Another possibility would be to just do a full reformat with gparted or disks to FAT16 or whatever you need.
Best,
A.
* Edit: Rolfie beat me to it and explained it much better than me. 8^D
Last edited by Altoid (2022-01-11 21:09:17)
Offline
Thanks guys, just had to use Gparted to shrink the partition by 2Mb and it now reports properly. as a drive in the unmount applet.

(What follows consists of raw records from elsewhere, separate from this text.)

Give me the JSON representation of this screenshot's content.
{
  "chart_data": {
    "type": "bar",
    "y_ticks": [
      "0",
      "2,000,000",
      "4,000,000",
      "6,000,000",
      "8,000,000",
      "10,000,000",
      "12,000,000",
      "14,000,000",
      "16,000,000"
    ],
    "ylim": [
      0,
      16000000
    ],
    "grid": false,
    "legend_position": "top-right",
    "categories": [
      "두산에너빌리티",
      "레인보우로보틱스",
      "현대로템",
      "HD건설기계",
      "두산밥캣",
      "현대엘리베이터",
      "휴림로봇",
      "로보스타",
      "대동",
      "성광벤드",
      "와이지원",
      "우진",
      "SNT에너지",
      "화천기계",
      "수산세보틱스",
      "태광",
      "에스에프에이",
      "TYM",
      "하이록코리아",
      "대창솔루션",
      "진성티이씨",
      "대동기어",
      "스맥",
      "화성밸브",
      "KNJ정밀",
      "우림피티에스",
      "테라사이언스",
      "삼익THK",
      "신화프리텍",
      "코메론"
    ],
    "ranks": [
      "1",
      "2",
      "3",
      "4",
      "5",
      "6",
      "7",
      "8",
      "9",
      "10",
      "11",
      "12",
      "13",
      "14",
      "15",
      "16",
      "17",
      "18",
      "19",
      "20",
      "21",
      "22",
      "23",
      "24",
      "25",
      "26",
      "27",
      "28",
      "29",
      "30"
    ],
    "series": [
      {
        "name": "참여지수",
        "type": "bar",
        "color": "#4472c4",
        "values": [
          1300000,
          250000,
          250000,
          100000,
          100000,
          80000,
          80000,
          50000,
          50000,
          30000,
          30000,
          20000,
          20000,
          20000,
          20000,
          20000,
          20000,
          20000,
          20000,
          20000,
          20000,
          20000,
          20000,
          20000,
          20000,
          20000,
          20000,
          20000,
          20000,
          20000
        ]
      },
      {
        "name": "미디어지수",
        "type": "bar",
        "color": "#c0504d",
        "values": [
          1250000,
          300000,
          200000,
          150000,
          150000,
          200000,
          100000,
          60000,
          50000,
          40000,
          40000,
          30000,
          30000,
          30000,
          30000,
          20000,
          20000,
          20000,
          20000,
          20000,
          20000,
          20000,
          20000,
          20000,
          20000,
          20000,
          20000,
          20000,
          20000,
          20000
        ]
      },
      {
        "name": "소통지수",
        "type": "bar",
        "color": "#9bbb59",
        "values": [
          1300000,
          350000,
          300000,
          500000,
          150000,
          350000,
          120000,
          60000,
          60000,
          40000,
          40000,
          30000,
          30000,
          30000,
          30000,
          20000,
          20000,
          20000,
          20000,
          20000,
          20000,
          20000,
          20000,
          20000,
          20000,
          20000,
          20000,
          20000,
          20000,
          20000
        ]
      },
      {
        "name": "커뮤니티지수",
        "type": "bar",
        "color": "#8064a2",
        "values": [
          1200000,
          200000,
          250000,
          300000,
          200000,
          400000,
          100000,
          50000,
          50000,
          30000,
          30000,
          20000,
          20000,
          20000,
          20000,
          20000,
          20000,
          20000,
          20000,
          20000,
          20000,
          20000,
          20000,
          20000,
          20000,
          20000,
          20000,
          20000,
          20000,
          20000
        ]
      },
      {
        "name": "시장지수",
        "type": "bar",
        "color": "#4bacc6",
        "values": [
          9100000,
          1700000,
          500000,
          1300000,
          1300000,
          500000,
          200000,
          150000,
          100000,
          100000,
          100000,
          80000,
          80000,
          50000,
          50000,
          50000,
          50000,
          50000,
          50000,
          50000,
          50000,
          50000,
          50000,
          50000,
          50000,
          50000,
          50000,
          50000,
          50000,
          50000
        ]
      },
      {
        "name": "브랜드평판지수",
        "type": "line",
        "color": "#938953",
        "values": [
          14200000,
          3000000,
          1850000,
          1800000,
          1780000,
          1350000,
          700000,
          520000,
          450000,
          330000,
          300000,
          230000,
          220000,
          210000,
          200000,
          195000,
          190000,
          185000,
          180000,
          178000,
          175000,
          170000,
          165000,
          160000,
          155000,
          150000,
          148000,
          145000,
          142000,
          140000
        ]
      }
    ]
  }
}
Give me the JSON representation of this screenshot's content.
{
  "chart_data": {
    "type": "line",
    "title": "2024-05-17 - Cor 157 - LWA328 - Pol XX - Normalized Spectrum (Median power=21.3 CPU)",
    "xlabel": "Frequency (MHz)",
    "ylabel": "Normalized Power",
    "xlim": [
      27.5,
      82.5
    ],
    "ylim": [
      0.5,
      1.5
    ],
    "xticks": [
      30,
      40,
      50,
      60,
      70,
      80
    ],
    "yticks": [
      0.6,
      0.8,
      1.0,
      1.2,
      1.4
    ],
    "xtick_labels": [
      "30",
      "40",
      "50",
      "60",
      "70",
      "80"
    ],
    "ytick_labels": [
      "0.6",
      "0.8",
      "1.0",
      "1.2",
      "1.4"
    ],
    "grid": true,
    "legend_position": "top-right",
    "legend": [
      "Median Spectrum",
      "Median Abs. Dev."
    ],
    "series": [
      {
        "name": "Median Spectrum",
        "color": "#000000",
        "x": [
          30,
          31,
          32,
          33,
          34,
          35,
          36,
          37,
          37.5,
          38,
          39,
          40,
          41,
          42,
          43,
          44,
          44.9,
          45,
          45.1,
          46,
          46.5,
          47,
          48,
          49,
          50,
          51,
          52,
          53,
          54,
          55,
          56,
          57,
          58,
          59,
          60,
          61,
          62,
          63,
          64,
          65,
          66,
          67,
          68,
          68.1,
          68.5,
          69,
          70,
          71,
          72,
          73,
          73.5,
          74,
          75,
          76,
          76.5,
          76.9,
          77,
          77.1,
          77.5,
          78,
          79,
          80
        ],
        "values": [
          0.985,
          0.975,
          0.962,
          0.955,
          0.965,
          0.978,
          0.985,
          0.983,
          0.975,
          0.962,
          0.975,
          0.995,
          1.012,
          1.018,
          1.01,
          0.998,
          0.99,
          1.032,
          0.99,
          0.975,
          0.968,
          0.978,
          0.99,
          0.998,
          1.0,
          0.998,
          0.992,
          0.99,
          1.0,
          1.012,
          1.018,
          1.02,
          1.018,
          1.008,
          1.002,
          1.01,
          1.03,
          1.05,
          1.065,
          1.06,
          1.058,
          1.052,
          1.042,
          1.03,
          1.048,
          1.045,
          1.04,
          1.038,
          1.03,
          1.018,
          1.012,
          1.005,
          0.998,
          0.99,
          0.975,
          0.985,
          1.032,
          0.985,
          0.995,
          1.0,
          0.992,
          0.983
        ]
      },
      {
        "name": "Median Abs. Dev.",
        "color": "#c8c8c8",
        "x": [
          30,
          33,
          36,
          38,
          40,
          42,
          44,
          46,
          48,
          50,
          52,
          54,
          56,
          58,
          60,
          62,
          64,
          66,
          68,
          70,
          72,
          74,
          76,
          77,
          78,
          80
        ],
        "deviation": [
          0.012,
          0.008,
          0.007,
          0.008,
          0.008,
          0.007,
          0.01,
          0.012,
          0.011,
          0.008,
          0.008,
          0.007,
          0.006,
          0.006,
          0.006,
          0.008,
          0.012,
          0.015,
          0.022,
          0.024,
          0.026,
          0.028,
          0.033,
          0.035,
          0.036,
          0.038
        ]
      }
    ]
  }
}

It does not yet automount? not sure why. will try and google that.
Offline
Hello:
Thanks ...
You're welcome.
... use Gparted to shrink the partition by 2Mb ...
Hmm ...
Would you please run fdisk /dev/sdc -l (as root or sudo) and post the printout?
Best,
A.
Offline
Hi,
That is interesting, GParted declares it to be FAT16, but fdisk says FAT32?
sudo fdisk /dev/sdc -l
[sudo] password for mike:
Disk /dev/sdc: 497.75 MiB, 521928192 bytes, 1019391 sectors
Disk model: DT Elite HS 2.0
Units: sectors of 1 * 512 = 512 bytes
Sector size (logical/physical): 512 bytes / 512 bytes
I/O size (minimum/optimal): 512 bytes / 512 bytes
Disklabel type: dos
Disk identifier: 0x0408df67
Device Boot Start End Sectors Size Id Type
/dev/sdc1 63 1017855 1017793 497M b W95 FAT32
This scenarion reminds me of some cheap memory sticks I bought online a while ago, One said it was 1Tb, but GParted could only find 8Mb!
Offline
Sometimes this does happen, but if you use fdisk, & give it a new mbr, then partition it, & put a new filesystem on it, it becomes what it really is, sizewise - but it could just be a fake.
Offline
Hello:
... interesting, GParted declares it to be FAT16, but fdisk says FAT32?
... reminds me of some cheap memory sticks ...
I think there's still some problem with your memory stick.
Can't really say what but it may well bring you problems when you least expect/need one.
Murphy and all that.
Like I mentioned before, you may want to back up whatever files are in the stick and nuke it.
In my experience, the best way to do it is with the command line to clear it completely and then format it.
Do sudo dd if=/dev/zero of=/dev/sdx bs=4096 .
It takes a while depending of drive size, just wait for it till the printout shows up.
--> Make sure you do this with the proper drive letter <--
There's no turning back from dd.
To check the drive letter you can use lsblk, dmesg, gparted or all three, just in case.
You don't want to nuke your laptop drive.
Once this is done and unless there's a hardware issue such as a fake USB drive, it should be clear of whatever is going on and you can use gparted or the command line to format it again.
I'd use FAT32 as there's no advantage in using FAT16 unless you have a use case which requires filling it with +50% very small files.
FAT32 is understood by practically every modern device using USB and there's no 8.3 filename restriction.
ie: kingstonusb.txt ends up being kingst~1.txt.
Best,
A.
Offline
This will clear USB sticks quicker than dd (install the gdisk package first):
sudo sgdisk --zap-all /dev/sdX
sudo wipefs -a /dev/sdX
As with dd be very careful with the device letter because those commands can nuke your system if you get it wrong.